Culture / Life / Movies / TV

Podcast Companion: The Future of Netflix

Greetings, earthlings.  This week on the Critic of Everything Podcast, Kaija, Robyn and I dive into everyone’s favorite streaming service: Netflix.

Stream the podcast here.

75% of homes with Internet have Netflix.  Netflix pays the most for content, outspending Hulu and Amazon by almost 200%.  Users stream Netflix in 190 countries (legally).  Netflix has aspirations of turning into a major movie studio.  They tested the waters with Bright and Mudbound.  We dissect both movies’ studio potential and debate whether or not Netflix can compete with a Disney- only streaming service, and if they should even have to.  We also touch on the Disney/ Fox merger and why they went for it now (spoiler: Capitalist President).

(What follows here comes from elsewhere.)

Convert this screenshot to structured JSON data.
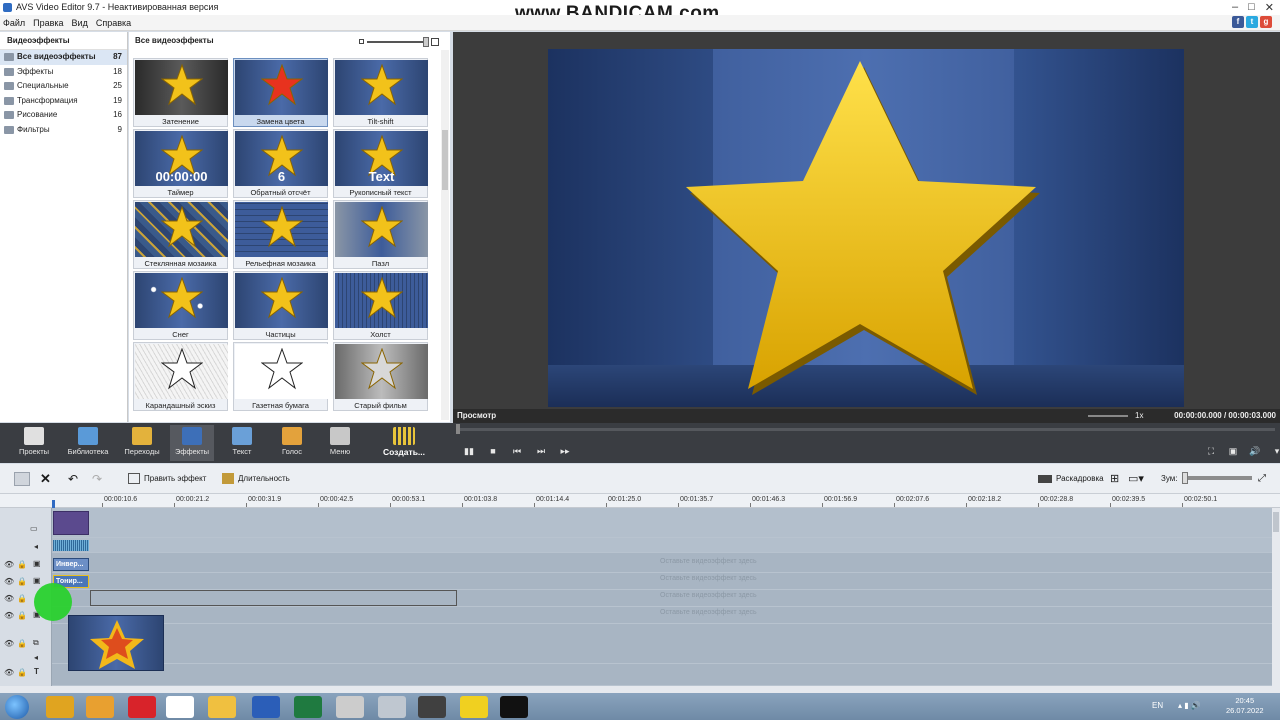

Here are the high points if you prefer reading or are writing a research paper or something:

HISTORY OF NETFLIX:

How Netflix Makes Money

  • Subscriptions
  • Resale distribution: Studios will pay Netflix to host their intellectual property
  • They are the highest bidder: According to WSJ, Netflix spent 3.3 billion on content acquisition in 2015, more than twice what Hulu and Amazon were paying.  WSJ reports Netflix spent 8 billion in 2017
  • Netflix famously doesn’t don’t release viewer statistics, but we know what does well based on renewal schedules: Stranger Things, Bright
  • Neilson released data saying 11 million people watched Bright within the first three days
  • Grow by adding subscriptions, especially in foreign markets 

  • 65 million wifi connected homes have Netflix, 75% of the streaming market
  • Second highest: YouTube, at 53%, Amazon, 33%, Hulu, 17%
  • Netflix offered Mo’Nique $500 thousand for exclusive rights to distribute her comedy specials, paltry compared to Chris Rock and Dave Chapelle’s $20 million deals
  • Netflix wants to be the comedy destination
  • A “Netflix Original” refers to any content Netflix has exclusive rights to distribute in a given country:  for example, Chewing Gum is produced in Britain, but in the U.S. we can only see it on Netflix, so they call it a “Netflix Original.”  This, of course, extends to content they produce in- house (BoJack Horseman, Bright).

Bottom Line: The people have the power when it comes to Netflix.  We pay the subscriptions and we demand the content.  If you dislike, divest.